De ironie wil dat in alle genoemde gevallen het resultaat van de revolutie was dat de belastingen explosief stegen. De overwinnaars waren hier niet tegen, omdat de staat die deze belastingen inde hun eigen kapitalistische belangen veel beter diende dan de staten die bestonden aan het begin van deze revoluties. Een tweede reden was dat de berekenende kooplieden en burgers, toen ze eenmaal aan de macht waren, uitstekend in staat bleken om de grootste belastingdruk naar beneden af te wentelen. Marx maakt terecht dit punt over de Nederlandse Republiek die ontstond uit de Opstand. Geen enkele staat in de wereld verzamelde zoveel belasting per hoofd van de bevolking. Maar indirecte belastingen namen hiervan veruit het grootste deel voor hun rekening. De rijken betaalden liever niet, en directe vermogensbelastingen bleven onder hun invloed laag. In plaats daarvan leenden zij hun geld aan de staat, waarvoor ze goede gegarandeerde rentestanden ontvingen, opgebracht uit belastinggeld waaraan de armen disproportioneel bijdroegen.

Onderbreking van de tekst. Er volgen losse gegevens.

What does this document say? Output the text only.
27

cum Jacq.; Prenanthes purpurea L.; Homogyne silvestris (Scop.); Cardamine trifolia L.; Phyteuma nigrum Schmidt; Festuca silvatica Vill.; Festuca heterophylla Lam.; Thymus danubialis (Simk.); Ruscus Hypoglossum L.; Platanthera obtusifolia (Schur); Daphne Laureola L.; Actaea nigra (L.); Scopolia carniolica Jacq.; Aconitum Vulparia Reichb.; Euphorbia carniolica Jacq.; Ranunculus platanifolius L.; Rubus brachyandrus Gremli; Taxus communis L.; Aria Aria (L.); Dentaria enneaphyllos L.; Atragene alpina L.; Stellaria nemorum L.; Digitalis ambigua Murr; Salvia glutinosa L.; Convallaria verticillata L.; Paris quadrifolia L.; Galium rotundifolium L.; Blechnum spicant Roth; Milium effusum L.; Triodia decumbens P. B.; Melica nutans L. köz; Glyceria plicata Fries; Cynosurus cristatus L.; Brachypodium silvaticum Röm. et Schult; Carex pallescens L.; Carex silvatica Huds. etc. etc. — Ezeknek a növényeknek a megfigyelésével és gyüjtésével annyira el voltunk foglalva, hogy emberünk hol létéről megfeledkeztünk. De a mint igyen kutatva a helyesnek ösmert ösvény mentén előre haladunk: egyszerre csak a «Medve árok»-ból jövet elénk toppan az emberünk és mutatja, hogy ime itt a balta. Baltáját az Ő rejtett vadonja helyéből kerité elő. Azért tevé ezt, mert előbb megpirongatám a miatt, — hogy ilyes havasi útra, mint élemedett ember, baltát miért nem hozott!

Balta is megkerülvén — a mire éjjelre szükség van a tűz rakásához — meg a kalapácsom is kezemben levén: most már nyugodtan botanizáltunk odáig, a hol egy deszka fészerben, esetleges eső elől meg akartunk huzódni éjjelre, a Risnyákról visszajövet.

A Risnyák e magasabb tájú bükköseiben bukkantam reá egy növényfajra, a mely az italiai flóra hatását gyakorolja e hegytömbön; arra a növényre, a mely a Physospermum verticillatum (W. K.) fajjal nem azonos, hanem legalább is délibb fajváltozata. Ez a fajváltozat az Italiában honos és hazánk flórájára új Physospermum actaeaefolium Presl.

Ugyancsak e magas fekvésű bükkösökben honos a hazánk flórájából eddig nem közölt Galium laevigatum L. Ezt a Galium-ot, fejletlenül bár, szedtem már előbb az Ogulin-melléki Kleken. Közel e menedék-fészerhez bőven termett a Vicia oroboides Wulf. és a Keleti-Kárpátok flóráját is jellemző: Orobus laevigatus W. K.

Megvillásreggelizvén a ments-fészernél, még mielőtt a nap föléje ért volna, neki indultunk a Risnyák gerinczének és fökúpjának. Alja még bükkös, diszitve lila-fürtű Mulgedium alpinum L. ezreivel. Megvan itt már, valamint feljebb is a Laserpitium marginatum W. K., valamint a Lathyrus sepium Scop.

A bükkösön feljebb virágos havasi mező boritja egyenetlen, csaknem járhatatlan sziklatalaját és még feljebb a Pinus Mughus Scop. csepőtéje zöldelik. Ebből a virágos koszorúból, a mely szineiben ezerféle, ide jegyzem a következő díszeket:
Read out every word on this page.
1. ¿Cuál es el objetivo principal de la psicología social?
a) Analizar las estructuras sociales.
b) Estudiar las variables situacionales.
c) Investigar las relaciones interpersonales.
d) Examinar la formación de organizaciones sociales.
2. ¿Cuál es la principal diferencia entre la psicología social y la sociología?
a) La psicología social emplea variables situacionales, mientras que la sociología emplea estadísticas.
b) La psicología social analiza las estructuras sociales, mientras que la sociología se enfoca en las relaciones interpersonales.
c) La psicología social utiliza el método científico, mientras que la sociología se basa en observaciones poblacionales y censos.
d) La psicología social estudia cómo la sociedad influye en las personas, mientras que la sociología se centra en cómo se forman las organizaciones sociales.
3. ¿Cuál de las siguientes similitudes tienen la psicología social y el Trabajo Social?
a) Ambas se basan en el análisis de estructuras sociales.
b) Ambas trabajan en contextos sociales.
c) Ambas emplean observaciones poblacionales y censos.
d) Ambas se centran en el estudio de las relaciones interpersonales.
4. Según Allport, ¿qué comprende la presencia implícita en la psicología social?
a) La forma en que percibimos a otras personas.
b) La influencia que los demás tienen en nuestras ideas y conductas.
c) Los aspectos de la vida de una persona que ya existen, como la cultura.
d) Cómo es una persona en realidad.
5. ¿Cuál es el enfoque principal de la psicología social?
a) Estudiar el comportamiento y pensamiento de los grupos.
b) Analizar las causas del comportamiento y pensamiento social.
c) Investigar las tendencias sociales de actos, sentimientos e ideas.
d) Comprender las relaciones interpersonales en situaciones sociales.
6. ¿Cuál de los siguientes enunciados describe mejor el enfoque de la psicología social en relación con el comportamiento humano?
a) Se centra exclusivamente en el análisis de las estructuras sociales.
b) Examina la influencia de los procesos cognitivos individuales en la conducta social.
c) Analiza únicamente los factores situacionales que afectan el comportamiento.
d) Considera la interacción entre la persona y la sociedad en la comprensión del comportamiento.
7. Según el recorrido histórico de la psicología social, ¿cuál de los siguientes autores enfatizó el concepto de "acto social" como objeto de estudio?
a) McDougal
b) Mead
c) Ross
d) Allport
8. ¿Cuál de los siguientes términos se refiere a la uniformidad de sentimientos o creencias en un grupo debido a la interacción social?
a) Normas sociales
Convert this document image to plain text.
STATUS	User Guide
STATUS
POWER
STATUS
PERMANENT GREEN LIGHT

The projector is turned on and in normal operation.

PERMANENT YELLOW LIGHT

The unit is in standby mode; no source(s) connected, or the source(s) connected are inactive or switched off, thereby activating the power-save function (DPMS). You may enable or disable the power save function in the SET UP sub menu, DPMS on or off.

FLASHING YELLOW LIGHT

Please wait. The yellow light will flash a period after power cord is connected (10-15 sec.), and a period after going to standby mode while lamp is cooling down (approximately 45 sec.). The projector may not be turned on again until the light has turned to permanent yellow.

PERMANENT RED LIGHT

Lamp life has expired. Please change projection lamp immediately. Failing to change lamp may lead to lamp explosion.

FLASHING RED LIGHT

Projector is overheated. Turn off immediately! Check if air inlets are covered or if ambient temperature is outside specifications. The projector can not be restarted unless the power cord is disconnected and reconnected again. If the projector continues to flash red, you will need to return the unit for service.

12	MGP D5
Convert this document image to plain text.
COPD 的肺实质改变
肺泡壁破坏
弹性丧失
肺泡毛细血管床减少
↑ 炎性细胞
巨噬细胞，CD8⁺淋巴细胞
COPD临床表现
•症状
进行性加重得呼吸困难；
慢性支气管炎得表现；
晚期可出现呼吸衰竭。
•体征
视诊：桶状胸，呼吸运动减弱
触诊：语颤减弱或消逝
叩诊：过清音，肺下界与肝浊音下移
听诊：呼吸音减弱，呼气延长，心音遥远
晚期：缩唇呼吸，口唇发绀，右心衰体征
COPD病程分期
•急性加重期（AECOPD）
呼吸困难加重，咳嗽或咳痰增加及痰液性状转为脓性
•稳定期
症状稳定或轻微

Belastingpolitiek en de staatsschuld werden zo effectieve middelen voor ‘primitieve accumulatie’, het vergaren van de kapitalen die de basis legden voor het huidige systeem. Regelmatige oproeren tegen deze oneerlijke belastingpolitiek kenmerkten sociale strijd in de periode voor de industriële revolutie. Maar Wilders en de Tea Party verwijzen niet naar deze klassenoproeren. Onbewust, misschien als een soort freudiaanse verspreking, nemen ze als hun voorbeeld dezelfde zwendel die zijzelf bedrijven: een populaire roep om belastingverlaging voor ‘iedereen’, waarachter altijd schaamteloos rechtse belastingpolitiek voor de rijken schuil gaat.

Robin Hood

Sinds kort brengt links tegenover deze geschiedvervalsing een eigen historische held in stelling. Verschillende Europese landen kondigden een ‘Robin Hood-belasting’ aan, een kleine belasting op internationale kapitaalstromen waarmee een deel van het geld dat eerder aan de banken werd gegeven moet terugvloeien naar de staatskas. Zoals te verwachten viel, doet Nederland niet mee. Het idee van een belasting op zogenaamd ‘flitskapitaal’ werd in de jaren zeventig geïntroduceerd door de Amerikaanse econoom James Tobin, met als doel om speculatie tegen te gaan. Het idee van deze ‘Tobin Tax’ werd vervolgens gepopulariseerd door de internationale campagne van de actiegroep Attac. De financiële crisis heeft de campagne een nieuw leven gegeven. NGO’s en linkse campagnegroepen omarmen de Robin Hood-belasting als een manier om ‘eerlijke belastingpolitiek’ dichterbij te brengen.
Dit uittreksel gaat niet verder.